Why Your Foundation Is Pilling + What To Do About It

Why Your Foundation Is Pilling + What To Do About It



If your foundation isn’t sitting right on the skin, it could be caused by incompatible products coming together. What makes products incompatible is their base ingredients. Some products are water-based, while others are silicone- or oil-based. 

If your primer is made with a base ingredient that doesn’t mix well with the base in your foundation, you’ll likely experience pilling. This sounds sciencey, but let us break it down. 

Cosmetic chemist Javon Ford recently summarized how to navigate this tricky situation via TikTok. “While you can layer oil and silicone on top of water, you can’t do the reverse,” Ford explains. Think of it like painting, he says, similar to how you can’t add latex to an oil-based canvas. 

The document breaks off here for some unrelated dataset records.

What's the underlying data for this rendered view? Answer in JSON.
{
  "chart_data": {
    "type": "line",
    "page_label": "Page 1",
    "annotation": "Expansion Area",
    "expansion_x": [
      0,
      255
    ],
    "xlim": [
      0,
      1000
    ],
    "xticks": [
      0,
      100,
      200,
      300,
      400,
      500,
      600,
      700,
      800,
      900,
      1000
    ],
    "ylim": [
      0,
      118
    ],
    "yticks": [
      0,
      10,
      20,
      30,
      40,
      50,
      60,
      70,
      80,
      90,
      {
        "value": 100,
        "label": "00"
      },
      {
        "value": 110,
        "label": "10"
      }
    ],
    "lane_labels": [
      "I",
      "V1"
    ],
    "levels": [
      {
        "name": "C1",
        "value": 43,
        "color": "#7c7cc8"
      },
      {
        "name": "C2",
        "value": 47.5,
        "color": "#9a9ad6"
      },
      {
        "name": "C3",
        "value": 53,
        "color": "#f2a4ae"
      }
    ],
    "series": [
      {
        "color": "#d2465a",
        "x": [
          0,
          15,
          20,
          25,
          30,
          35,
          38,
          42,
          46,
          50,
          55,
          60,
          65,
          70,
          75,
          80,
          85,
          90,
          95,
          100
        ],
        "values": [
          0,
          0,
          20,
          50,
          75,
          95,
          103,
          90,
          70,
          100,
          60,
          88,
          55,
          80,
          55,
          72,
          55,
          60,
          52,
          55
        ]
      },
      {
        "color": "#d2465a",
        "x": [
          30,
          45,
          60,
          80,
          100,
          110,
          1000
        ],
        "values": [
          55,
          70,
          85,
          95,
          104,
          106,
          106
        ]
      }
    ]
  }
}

You can also think about it in basic skin care layering protocol: This is why you first apply serums or essences (water-based) under creams or oils (silicone- or lipid-based). This is because water has the ability to sink into skin, while oil cannot. So oil (being a larger molecule) will sit on the surface, and not allow any water that you apply on top to penetrate.

But back to makeup. See, when you’re using incompatible products in the wrong order, it will become a goopy mess. As Ford explains in the comments, “If you put a water-based foundation on top of silicone primer, it can bead or flake off.”

So if your primer and foundation have different bases, just be sure to avoid putting a water-based foundation on top of a silicone-based primer. A water-based primer under a silicone foundation, however, is A-OK. And a silicone-based foundation with a silicone-based primer is also good to go; same goes for a water-based primer and water-based foundation.